From here, the story violates this rule and quickly unravels after entering a lush pink bungalow (beautifully designed by Dwight Richard Odle), the custom-built setting erected by Hearst for mistress Marion Davies (Carmen Thomas). Davies is presented as a vulgar, grasping Lina Lamont, determined to wrest the role of Eliza from Norma Shearer if Shaw gives MGM the “Pygmalion” rights.
It’s understandable that director Henning would want to avoid the trouble of re-creating her famous stammer, but Davies was, in the words of Mary Astor, “not acquisitive,” and Hedda Hopper has said Davies had little interest in her career, working only to satisfy Hearst’s relentless ambitions for her. Thomas is a strong, versatile comedian who frequently succeeds in distracting us from the distorted character conception.
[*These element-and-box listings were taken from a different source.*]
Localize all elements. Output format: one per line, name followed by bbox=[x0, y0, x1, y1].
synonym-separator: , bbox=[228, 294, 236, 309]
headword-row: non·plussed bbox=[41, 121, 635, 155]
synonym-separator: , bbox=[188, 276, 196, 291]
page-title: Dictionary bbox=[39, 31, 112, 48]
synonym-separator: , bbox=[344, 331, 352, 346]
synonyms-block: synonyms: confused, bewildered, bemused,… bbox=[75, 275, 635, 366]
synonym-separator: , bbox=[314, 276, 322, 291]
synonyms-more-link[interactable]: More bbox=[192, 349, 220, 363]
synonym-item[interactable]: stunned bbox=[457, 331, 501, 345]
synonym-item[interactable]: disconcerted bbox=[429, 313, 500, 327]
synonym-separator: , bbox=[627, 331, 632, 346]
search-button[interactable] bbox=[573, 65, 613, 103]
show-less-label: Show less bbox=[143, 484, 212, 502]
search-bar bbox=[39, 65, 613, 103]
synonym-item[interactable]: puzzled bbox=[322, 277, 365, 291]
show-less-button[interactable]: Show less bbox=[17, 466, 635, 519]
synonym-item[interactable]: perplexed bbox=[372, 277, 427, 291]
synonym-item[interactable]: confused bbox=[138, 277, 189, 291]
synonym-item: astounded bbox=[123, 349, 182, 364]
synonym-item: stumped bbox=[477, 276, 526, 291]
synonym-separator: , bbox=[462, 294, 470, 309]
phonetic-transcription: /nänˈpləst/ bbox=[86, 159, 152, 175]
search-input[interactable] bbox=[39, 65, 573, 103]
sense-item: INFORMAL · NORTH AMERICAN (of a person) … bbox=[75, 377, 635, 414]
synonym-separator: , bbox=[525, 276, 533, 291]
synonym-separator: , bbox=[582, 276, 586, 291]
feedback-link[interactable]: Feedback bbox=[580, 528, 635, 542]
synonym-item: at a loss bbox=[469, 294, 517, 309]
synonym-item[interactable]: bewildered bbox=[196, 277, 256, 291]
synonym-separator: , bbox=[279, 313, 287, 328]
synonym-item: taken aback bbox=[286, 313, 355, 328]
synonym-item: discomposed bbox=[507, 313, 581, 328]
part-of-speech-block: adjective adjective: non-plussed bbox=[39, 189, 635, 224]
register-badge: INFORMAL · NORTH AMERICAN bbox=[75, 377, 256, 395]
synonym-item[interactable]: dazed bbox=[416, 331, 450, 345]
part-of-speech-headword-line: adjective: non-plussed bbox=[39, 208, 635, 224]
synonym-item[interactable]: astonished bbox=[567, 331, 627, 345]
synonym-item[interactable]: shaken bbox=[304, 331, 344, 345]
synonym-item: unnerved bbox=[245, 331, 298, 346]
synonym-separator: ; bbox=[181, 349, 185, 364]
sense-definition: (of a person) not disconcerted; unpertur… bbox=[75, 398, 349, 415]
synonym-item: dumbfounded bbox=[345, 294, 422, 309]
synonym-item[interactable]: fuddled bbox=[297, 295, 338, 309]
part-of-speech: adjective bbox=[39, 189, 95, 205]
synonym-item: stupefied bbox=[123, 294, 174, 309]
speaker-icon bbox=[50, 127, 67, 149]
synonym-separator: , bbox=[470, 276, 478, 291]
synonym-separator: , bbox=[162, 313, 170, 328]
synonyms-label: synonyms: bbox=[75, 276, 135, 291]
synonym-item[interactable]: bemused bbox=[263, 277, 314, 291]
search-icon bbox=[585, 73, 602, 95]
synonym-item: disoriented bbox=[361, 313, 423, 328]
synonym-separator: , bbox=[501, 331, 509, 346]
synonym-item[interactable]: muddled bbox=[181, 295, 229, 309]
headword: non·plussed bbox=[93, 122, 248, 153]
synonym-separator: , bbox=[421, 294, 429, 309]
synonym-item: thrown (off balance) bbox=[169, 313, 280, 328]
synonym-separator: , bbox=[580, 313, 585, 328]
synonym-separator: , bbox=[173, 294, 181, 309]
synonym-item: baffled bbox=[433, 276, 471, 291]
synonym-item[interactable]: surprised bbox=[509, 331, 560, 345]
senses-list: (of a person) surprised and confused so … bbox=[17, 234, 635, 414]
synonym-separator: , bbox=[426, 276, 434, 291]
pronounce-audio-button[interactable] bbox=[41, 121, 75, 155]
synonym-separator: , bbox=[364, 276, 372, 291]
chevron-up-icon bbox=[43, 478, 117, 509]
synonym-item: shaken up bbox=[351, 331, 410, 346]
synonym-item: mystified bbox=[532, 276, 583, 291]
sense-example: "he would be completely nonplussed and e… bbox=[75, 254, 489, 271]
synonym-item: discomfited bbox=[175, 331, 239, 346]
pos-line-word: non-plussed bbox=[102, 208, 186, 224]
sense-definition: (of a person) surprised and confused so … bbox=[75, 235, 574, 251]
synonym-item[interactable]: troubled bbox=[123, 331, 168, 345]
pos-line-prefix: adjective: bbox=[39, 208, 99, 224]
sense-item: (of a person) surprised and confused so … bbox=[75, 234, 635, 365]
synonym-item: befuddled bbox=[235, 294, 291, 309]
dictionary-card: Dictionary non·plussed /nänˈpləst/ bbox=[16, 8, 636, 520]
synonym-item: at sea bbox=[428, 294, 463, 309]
Glenn Taranto’s Louis B. Mayer contains a few of the mogul’s familiar traits — his tendency to fake copious tears after being denied his own way, his self-pity when other films (such as “King Kong”) outgrossed Metro releases. Missing is his tough, ruthless shrewdness. When Clark Gable (J. Richey Nash) faces him down and says, “I am the King,” Mayer shrinks under the assault.
Nash is assigned one trait — Gable’s wanton womanizing — without that rough-hewn, he-man persona that made him a box office titan. Steven Gilborn is better as the lovesick 70-year-old Hearst, but lacks the stature of the power-mad newspaper tycoon.
Nicolas Coster’s Shaw, in contrast to his co-stars, is a model of restraint, an approach that works well when Oscar, Marion Davies’ houseboy (Martin G. James) cries “I’m overcome” upon meeting Shaw, and the viper-tongued curmudgeon responds, “Of course you are — it’s an entirely appropriate reaction.” More of these Addison DeWitt-Waldo Lydecker one-liners would have been welcome.
Mala Powers’ Charlotte isn’t forced to compete with a legendary ghost, and her interpretation is lovely and relaxing. She has a memorable scene with Thomas in which the women share confidences about their controlling men. Martin G. Games finds the perfect note of parody as Oscar, displaying a Kevin Kline-like ability to clown and still climb beyond caricature.
All the activity — Davies jumping on top of Gable to shield him from Hearst’s jealous gaze, Davies heaving pearls from a window, John Barrymore (Peter Van Norden) hurling cubes of sugar around the room — can’t disguise the fact that the issues raised are thin, and nothing is at stake. We don’t care if Davies gets to play Eliza, or whether Shaw sells “Pygmalion” to Hollywood.
Final scene, in which he joyously holds up his screenplay Oscar for “Pygmalion,” contrasts sharply with his actual remark, “To offer me this sort of an award is an insult, as if they had never heard of me before.”
The biting nature of that reaction illuminates how totally this treatment trades the wicked Shavian wit for generic slapstick.
Much of it is entertaining, but show’s overall approach misses the opportunity to make Shaw the special and fascinating figure who captivated the world for nearly a century.